Starting from some key works of Italian abstractism of the 1930s, continuing with the perceptivist and preconceptual research of the 1960s and up to the Optical Art and New Painting of the 1970s and 80s, the exhibition, curated by Ilaria Bonacossa and Francesca Serrati, follows the history of the collection in a dialogue with certain of the main artistic movements and artists of the 20th century in Italy. 

Maria Cernuschi's meeting with art came about thanks to her husband, Gino Ghiringhelli, an artist and owner of the Il Milione Gallery in Milan, a fundamental venue for the promotion of abstract art in Italy. In 1934 and 1935, the gallery presented works by artists such as Kandinsky, Vordemberge-Gildewart, Albers, Fontana, Licini and Melotti, and hosted the first exhibitions of the artists Soldati, Radice, Rho and Veronesi. In 1933, the gallery sponsored the publication of Kn, an essay on art criticism by Carlo Belli, dedicated to Maria Cernuschi Ghiringhelli, which Kandinsky defined “the gospel of abstract art”. 

In 1940, the year of her separation from her husband, Maria Cernuschi began buying a series of paintings that became a testimonial to a new period of her life.

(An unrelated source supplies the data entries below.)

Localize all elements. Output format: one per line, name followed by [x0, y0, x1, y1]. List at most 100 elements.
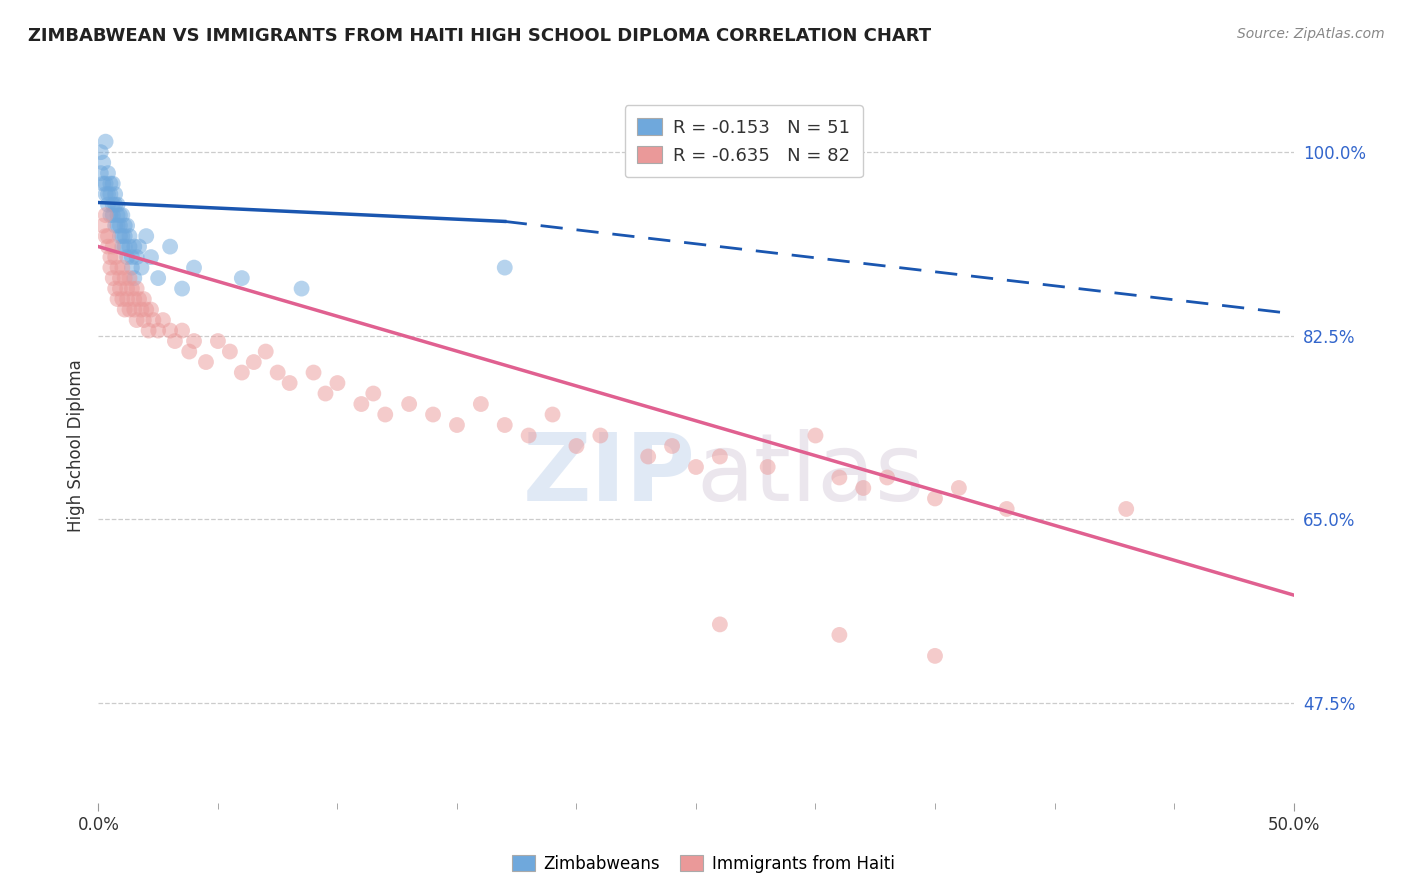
- Text: atlas: atlas: [696, 428, 924, 521]
- Point: [828, 470, 851, 484]
- Point: [94, 229, 117, 244]
- Point: [101, 177, 124, 191]
- Point: [828, 628, 851, 642]
- Point: [124, 239, 146, 253]
- Point: [98, 177, 122, 191]
- Y-axis label: High School Diploma: High School Diploma: [66, 359, 84, 533]
- Point: [159, 324, 181, 338]
- Point: [124, 302, 146, 317]
- Point: [108, 271, 131, 285]
- Point: [118, 239, 141, 253]
- Point: [98, 187, 122, 202]
- Point: [107, 260, 129, 275]
- Point: [115, 219, 138, 233]
- Point: [128, 239, 150, 253]
- Point: [152, 313, 174, 327]
- Point: [91, 155, 114, 169]
- Point: [995, 502, 1018, 516]
- Point: [104, 219, 127, 233]
- Point: [278, 376, 301, 390]
- Point: [98, 260, 122, 275]
- Point: [97, 187, 120, 202]
- Point: [104, 250, 127, 264]
- Point: [398, 397, 420, 411]
- Text: ZIMBABWEAN VS IMMIGRANTS FROM HAITI HIGH SCHOOL DIPLOMA CORRELATION CHART: ZIMBABWEAN VS IMMIGRANTS FROM HAITI HIGH…: [28, 27, 931, 45]
- Point: [91, 219, 114, 233]
- Point: [326, 376, 349, 390]
- Point: [132, 292, 155, 306]
- Point: [131, 302, 153, 317]
- Point: [267, 366, 290, 380]
- Point: [125, 250, 148, 264]
- Point: [172, 282, 194, 296]
- Point: [183, 260, 205, 275]
- Point: [924, 648, 946, 663]
- Point: [121, 260, 143, 275]
- Point: [108, 229, 131, 244]
- Point: [94, 208, 117, 222]
- Point: [207, 334, 229, 348]
- Point: [97, 166, 120, 180]
- Point: [91, 177, 114, 191]
- Point: [494, 260, 516, 275]
- Point: [115, 292, 138, 306]
- Point: [111, 239, 134, 253]
- Point: [107, 219, 129, 233]
- Point: [90, 166, 112, 180]
- Point: [852, 481, 875, 495]
- Point: [142, 313, 165, 327]
- Point: [637, 450, 659, 464]
- Point: [114, 302, 136, 317]
- Point: [108, 219, 131, 233]
- Point: [101, 271, 124, 285]
- Point: [291, 282, 314, 296]
- Point: [172, 324, 194, 338]
- Point: [139, 302, 162, 317]
- Point: [97, 229, 120, 244]
- Point: [111, 292, 134, 306]
- Point: [101, 197, 124, 211]
- Point: [114, 219, 136, 233]
- Legend: Zimbabweans, Immigrants from Haiti: Zimbabweans, Immigrants from Haiti: [505, 848, 901, 880]
- Point: [470, 397, 492, 411]
- Point: [541, 408, 564, 422]
- Point: [125, 282, 148, 296]
- Point: [97, 197, 120, 211]
- Point: [422, 408, 444, 422]
- Point: [111, 208, 134, 222]
- Point: [121, 282, 143, 296]
- Point: [118, 302, 141, 317]
- Point: [350, 397, 373, 411]
- Point: [101, 208, 124, 222]
- Point: [876, 470, 898, 484]
- Point: [374, 408, 396, 422]
- Point: [661, 439, 683, 453]
- Point: [179, 344, 201, 359]
- Point: [589, 428, 612, 442]
- Point: [121, 250, 143, 264]
- Point: [107, 197, 129, 211]
- Point: [107, 208, 129, 222]
- Point: [948, 481, 970, 495]
- Point: [114, 229, 136, 244]
- Point: [302, 366, 325, 380]
- Point: [115, 250, 138, 264]
- Point: [114, 239, 136, 253]
- Point: [163, 334, 186, 348]
- Point: [315, 386, 337, 401]
- Point: [115, 282, 138, 296]
- Point: [118, 271, 141, 285]
- Point: [685, 460, 707, 475]
- Point: [446, 417, 468, 432]
- Point: [94, 187, 117, 202]
- Point: [135, 229, 157, 244]
- Point: [494, 417, 516, 432]
- Point: [219, 344, 242, 359]
- Point: [254, 344, 277, 359]
- Point: [924, 491, 946, 506]
- Point: [243, 355, 266, 369]
- Point: [756, 460, 779, 475]
- Point: [108, 282, 131, 296]
- Point: [231, 366, 253, 380]
- Point: [114, 271, 136, 285]
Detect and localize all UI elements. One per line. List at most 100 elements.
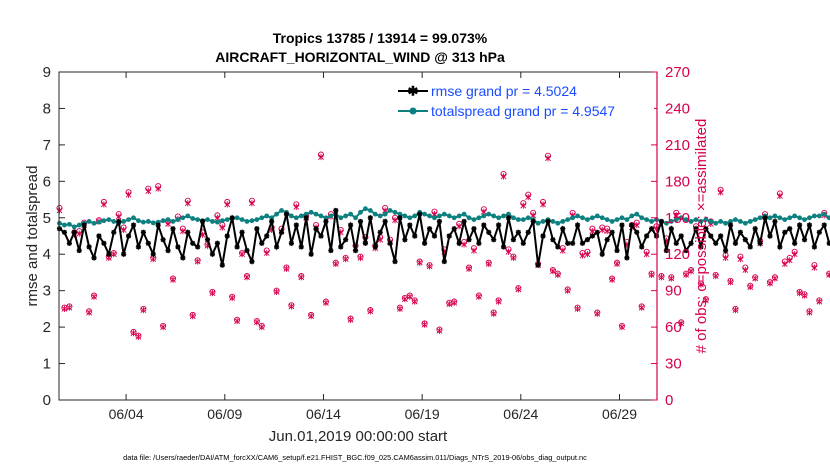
- totalspread-point: [145, 219, 151, 224]
- totalspread-point: [66, 221, 72, 227]
- assimilated-obs-point: [239, 251, 245, 258]
- totalspread-point: [624, 217, 630, 223]
- totalspread-point: [437, 213, 442, 219]
- rmse-point: [224, 233, 230, 239]
- rmse-point: [545, 218, 551, 225]
- assimilated-obs-point: [816, 298, 823, 305]
- assimilated-obs-point: [510, 254, 517, 261]
- totalspread-point: [303, 211, 309, 217]
- y-left-tick-label: 8: [43, 100, 51, 117]
- totalspread-point: [358, 209, 363, 215]
- rmse-point: [466, 237, 472, 243]
- assimilated-obs-point: [76, 230, 83, 237]
- assimilated-obs-point: [801, 292, 808, 299]
- assimilated-obs-point: [791, 251, 798, 258]
- assimilated-obs-point: [288, 303, 295, 310]
- rmse-line: [58, 210, 830, 266]
- y-left-tick-label: 7: [43, 137, 51, 154]
- rmse-point: [471, 226, 477, 232]
- assimilated-obs-point: [91, 293, 97, 300]
- assimilated-obs-point: [466, 265, 472, 272]
- assimilated-obs-point: [155, 185, 162, 192]
- rmse-point: [777, 244, 783, 250]
- totalspread-point: [673, 217, 679, 223]
- rmse-point: [185, 229, 191, 235]
- assimilated-obs-point: [545, 155, 551, 162]
- assimilated-obs-point: [712, 272, 719, 280]
- totalspread-point: [599, 215, 605, 221]
- rmse-point: [565, 240, 571, 246]
- rmse-point: [599, 251, 605, 257]
- rmse-point: [614, 247, 620, 254]
- totalspread-point: [160, 218, 166, 224]
- totalspread-point: [797, 215, 802, 221]
- rmse-point: [121, 251, 127, 257]
- rmse-point: [91, 255, 97, 261]
- rmse-point: [476, 240, 482, 246]
- axis-layer: 06/04 06/09 06/14 06/19 06/24 06/29 0 1 2 3 4 5 6 7 8 9…: [43, 64, 690, 422]
- rmse-point: [293, 222, 299, 228]
- rmse-point: [431, 233, 438, 239]
- totalspread-point: [195, 217, 201, 223]
- rmse-point: [683, 247, 689, 254]
- rmse-point: [678, 233, 684, 239]
- rmse-point: [634, 229, 640, 235]
- assimilated-obs-point: [332, 260, 339, 268]
- rmse-point: [190, 240, 196, 246]
- rmse-point: [249, 258, 255, 265]
- totalspread-point: [422, 211, 428, 217]
- rmse-point: [357, 218, 364, 225]
- rmse-point: [71, 229, 77, 235]
- totalspread-point: [224, 217, 230, 223]
- totalspread-point: [136, 218, 141, 224]
- totalspread-point: [210, 219, 215, 224]
- x-tick-label: 06/09: [207, 406, 242, 422]
- totalspread-point: [688, 219, 694, 224]
- rmse-point: [303, 215, 309, 221]
- rmse-point: [792, 240, 798, 246]
- rmse-point: [486, 229, 492, 235]
- totalspread-point: [787, 215, 793, 221]
- totalspread-point: [471, 217, 477, 223]
- rmse-point: [693, 226, 699, 232]
- rmse-point: [125, 233, 132, 239]
- assimilated-obs-point: [722, 254, 729, 261]
- totalspread-point: [254, 217, 260, 223]
- rmse-point: [713, 240, 719, 246]
- totalspread-point: [91, 220, 97, 226]
- totalspread-point: [288, 213, 294, 219]
- totalspread-point: [723, 220, 728, 226]
- rmse-point: [560, 226, 566, 232]
- assimilated-obs-point: [86, 309, 93, 316]
- legend-rmse-label: rmse grand pr = 4.5024: [431, 83, 577, 99]
- assimilated-obs-point: [826, 271, 830, 278]
- assimilated-obs-point: [456, 223, 463, 230]
- totalspread-point: [363, 206, 368, 212]
- totalspread-point: [777, 215, 783, 221]
- chart-title-line2: AIRCRAFT_HORIZONTAL_WIND @ 313 hPa: [215, 49, 505, 65]
- rmse-point: [61, 229, 68, 235]
- totalspread-point: [511, 215, 516, 221]
- rmse-point: [111, 229, 117, 235]
- rmse-point: [461, 218, 467, 225]
- totalspread-point: [175, 217, 181, 223]
- y-right-tick-label: 270: [665, 64, 690, 81]
- totalspread-point: [515, 217, 521, 223]
- totalspread-point: [170, 219, 176, 224]
- assimilated-obs-point: [436, 327, 443, 334]
- totalspread-point: [214, 219, 220, 225]
- rmse-point: [318, 233, 324, 239]
- y-right-tick-label: 120: [665, 246, 690, 263]
- rmse-point: [81, 222, 87, 228]
- assimilated-obs-point: [490, 310, 497, 317]
- totalspread-point: [496, 215, 502, 221]
- totalspread-point: [348, 211, 353, 217]
- assimilated-obs-point: [323, 299, 329, 306]
- assimilated-obs-point: [564, 287, 571, 294]
- rmse-point: [426, 226, 433, 232]
- rmse-point: [382, 218, 388, 225]
- rmse-point: [283, 211, 290, 217]
- assimilated-obs-point: [520, 202, 527, 209]
- rmse-point: [145, 240, 151, 246]
- assimilated-obs-point: [633, 221, 640, 229]
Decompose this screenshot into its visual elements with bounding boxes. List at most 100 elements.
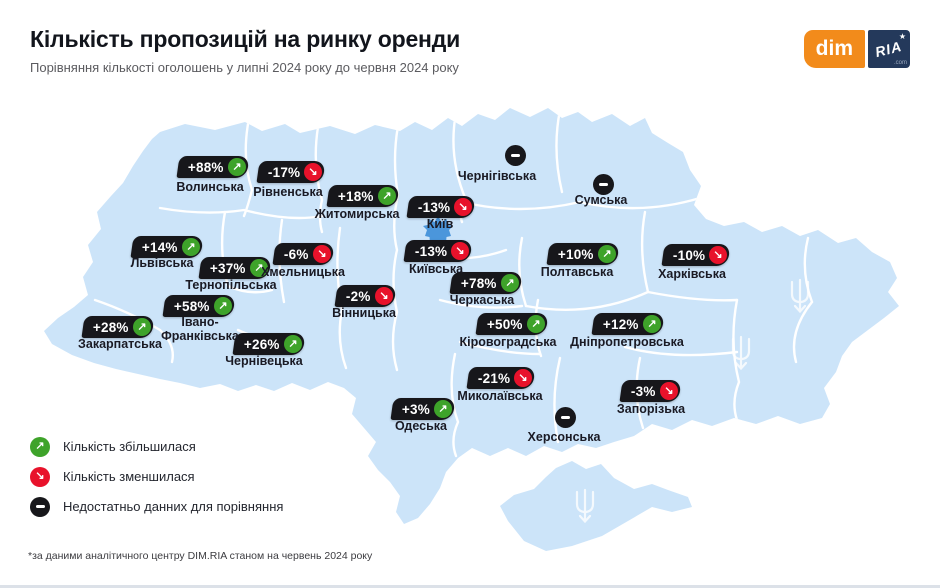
region-label-volynska: Волинська <box>176 180 244 194</box>
change-value: +78% <box>461 275 497 291</box>
arrow-glyph: ↗ <box>288 337 298 350</box>
no-data-icon <box>593 174 614 195</box>
region-badge-chernivetska: +26% ↗ <box>232 333 306 355</box>
trend-up-icon: ↗ <box>526 315 545 333</box>
dim-logo: dim <box>803 30 865 68</box>
change-value: -21% <box>478 370 511 386</box>
trend-down-icon: ↘ <box>514 369 533 387</box>
region-badge-poltavska: +10% ↗ <box>546 243 620 265</box>
ria-logo: ★ RIA .com <box>868 30 910 68</box>
trend-up-icon: ↗ <box>181 238 200 256</box>
trend-up-icon: ↗ <box>500 274 519 292</box>
region-badge-odeska: +3% ↗ <box>390 398 456 420</box>
no-data-icon <box>555 407 576 428</box>
minus-icon <box>599 183 608 186</box>
change-value: +26% <box>244 336 280 352</box>
legend-label: Недостатньо данних для порівняння <box>63 499 284 514</box>
star-icon: ★ <box>898 32 906 41</box>
region-badge-khmelnytska: -6% ↘ <box>272 243 335 265</box>
legend: ↗ Кількість збільшилася ↘ Кількість зменшил… <box>30 436 283 517</box>
region-badge-kirovohradska: +50% ↗ <box>475 313 549 335</box>
arrow-glyph: ↘ <box>713 248 723 261</box>
legend-item-down: ↘ Кількість зменшилася <box>30 466 283 487</box>
legend-label: Кількість зменшилася <box>63 469 195 484</box>
region-label-dnipropetrovska: Дніпропетровська <box>570 335 684 349</box>
change-value: -6% <box>284 246 309 262</box>
change-value: +28% <box>93 319 129 335</box>
region-label-zakarpatska: Закарпатська <box>78 337 162 351</box>
trend-up-icon: ↗ <box>434 400 452 418</box>
legend-none-icon <box>30 496 50 517</box>
oblast-borders <box>93 108 814 458</box>
minus-icon <box>35 505 45 508</box>
trend-down-icon: ↘ <box>454 198 473 216</box>
legend-label: Кількість збільшилася <box>63 439 196 454</box>
legend-item-none: Недостатньо данних для порівняння <box>30 496 283 517</box>
region-badge-dnipropetrovska: +12% ↗ <box>591 313 665 335</box>
change-value: -13% <box>418 199 451 215</box>
region-badge-vinnytska: -2% ↘ <box>334 285 397 307</box>
region-label-chernivetska: Чернівецька <box>225 354 303 368</box>
ria-com-text: .com <box>893 60 907 66</box>
change-value: -10% <box>673 247 706 263</box>
arrow-glyph: ↗ <box>647 317 657 330</box>
arrow-glyph: ↘ <box>518 371 528 384</box>
trend-up-icon: ↗ <box>642 315 661 333</box>
region-badge-mykolaivska: -21% ↘ <box>466 367 536 389</box>
legend-item-up: ↗ Кількість збільшилася <box>30 436 283 457</box>
bottom-divider <box>0 585 940 588</box>
region-badge-kyiv: -13% ↘ <box>406 196 476 218</box>
arrow-glyph: ↘ <box>308 165 318 178</box>
change-value: +37% <box>210 260 246 276</box>
arrow-glyph: ↘ <box>35 470 45 482</box>
region-label-kyiv: Київ <box>426 217 454 231</box>
region-label-kharkivska: Харківська <box>658 267 726 281</box>
change-value: -13% <box>415 243 448 259</box>
region-badge-kyivska: -13% ↘ <box>403 240 473 262</box>
no-data-icon <box>505 145 526 166</box>
region-label-chernihivska: Чернігівська <box>457 169 537 183</box>
minus-icon <box>511 154 520 157</box>
region-label-cherkaska: Черкаська <box>449 293 515 307</box>
region-label-zaporizka: Запорізька <box>616 402 686 416</box>
change-value: -2% <box>346 288 371 304</box>
dimria-logo: dim ★ RIA .com <box>803 30 910 68</box>
arrow-glyph: ↗ <box>438 402 448 415</box>
crimea-outline <box>500 461 692 551</box>
region-label-zhytomyrska: Житомирська <box>314 207 400 221</box>
arrow-glyph: ↗ <box>602 247 612 260</box>
arrow-glyph: ↘ <box>455 244 465 257</box>
footnote: *за даними аналітичного центру DIM.RIA с… <box>28 550 373 562</box>
region-label-rivnenska: Рівненська <box>253 185 323 199</box>
region-label-ternopilska: Тернопільська <box>185 278 277 292</box>
minus-icon <box>561 416 570 419</box>
region-badge-rivnenska: -17% ↘ <box>256 161 326 183</box>
region-badge-zaporizka: -3% ↘ <box>619 380 682 402</box>
arrow-glyph: ↘ <box>664 384 674 397</box>
change-value: +12% <box>603 316 639 332</box>
region-label-khersonska: Херсонська <box>527 430 601 444</box>
trend-down-icon: ↘ <box>304 163 323 181</box>
trend-down-icon: ↘ <box>709 246 728 264</box>
change-value: -17% <box>268 164 301 180</box>
trend-up-icon: ↗ <box>377 187 396 205</box>
change-value: +18% <box>338 188 374 204</box>
legend-up-icon: ↗ <box>30 436 50 457</box>
ukraine-outline <box>44 108 899 524</box>
header: Кількість пропозицій на ринку оренди Пор… <box>30 26 910 75</box>
arrow-glyph: ↗ <box>186 240 196 253</box>
change-value: +3% <box>402 401 430 417</box>
trend-up-icon: ↗ <box>283 335 302 353</box>
legend-down-icon: ↘ <box>30 466 50 487</box>
change-value: +14% <box>142 239 178 255</box>
ria-logo-text: RIA <box>873 37 904 61</box>
region-badge-zakarpatska: +28% ↗ <box>81 316 155 338</box>
region-badge-ivano-frankivska: +58% ↗ <box>162 295 236 317</box>
trend-down-icon: ↘ <box>312 245 331 263</box>
trend-up-icon: ↗ <box>213 297 232 315</box>
trend-down-icon: ↘ <box>451 242 470 260</box>
arrow-glyph: ↗ <box>218 299 228 312</box>
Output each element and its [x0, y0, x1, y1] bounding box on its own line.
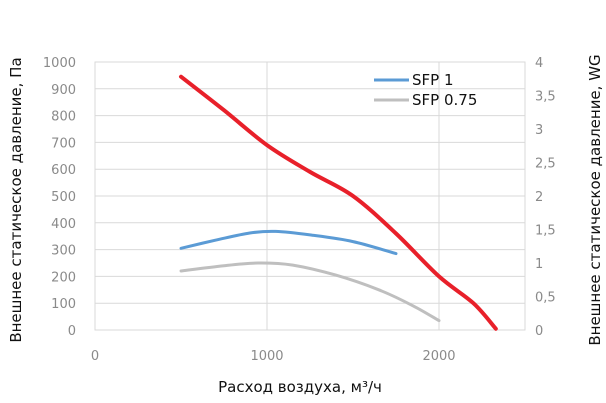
- legend: SFP 1 SFP 0.75: [374, 71, 477, 109]
- y-right-tick-label: 2: [535, 190, 543, 205]
- y-right-tick-label: 1,5: [535, 224, 556, 239]
- y-axis-left-title: Внешнее статическое давление, Па: [7, 57, 25, 342]
- y-right-tick-label: 3,5: [535, 90, 556, 105]
- y-left-tick-label: 100: [51, 297, 76, 312]
- x-tick-label: 2000: [422, 349, 455, 364]
- plot-frame: [94, 61, 526, 331]
- y-right-tick-label: 0: [535, 324, 543, 339]
- series-line-curve-1: [179, 74, 498, 331]
- y-axis-right-title: Внешнее статическое давление, WG: [586, 54, 604, 345]
- legend-label: SFP 1: [412, 71, 454, 89]
- y-left-tick-label: 300: [51, 244, 76, 259]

Rather than a rational documentary choice, this represented a sentimental exercise that led her to define her acquisitions not as a collection, but simply as "my paintings". In 1950, tired of the Milan atmosphere, she moved to Liguria, where she found a new climate, culturally alive thanks to the presence of a large group of artists active mostly in the ceramics factories in Albisola. 

Starting from 1965, her acquisitions became more and more frequent, with the choices being more rigorous. The criteria abandoned the private sphere and turned towards attempts at organically documenting the results of contemporary artistic research, especially Italian, in the field of abstractionism. In the 1970s, this choice found a specific element in the attention devoted to research carried on in the Ligurian context. 

Maria Cernuschi Ghiringhelli was able to grasp the novel elements in the artistic production of her times without awaiting consecration by the critics or the market, as can be seen in the dates - all early - of Piero Manzoni's works, of which one of the first Achromes is present in the exhibition, of those of Agostino Bonalumi, Lucio Fontana, Osvaldo Licini, Gino Ghiringhelli, Bruno Munari and many other artists. The far-sightedness of her choices was supported by the close and never interrupted relationship with the artistic generations active prior to the war, and especially with Melotti, Soldati, Munari and Fontana. 

If the interest in a private collection can be seen mostly in its originality, its "difference" from others, dictated by a vision, by encounters and personal experiences, that of Maria Cernuschi can undoubtedly be considered one of the most interesting Italian collections of the 20th century. 

“Una visione astratta. Works from the Maria Cernuschi Ghiringhelli Collection” presents to the public the heart of this private collection representative of a fundamental historic and artistic moment, which also reflects the stories, choices, drives, and personal sentiments of its creator.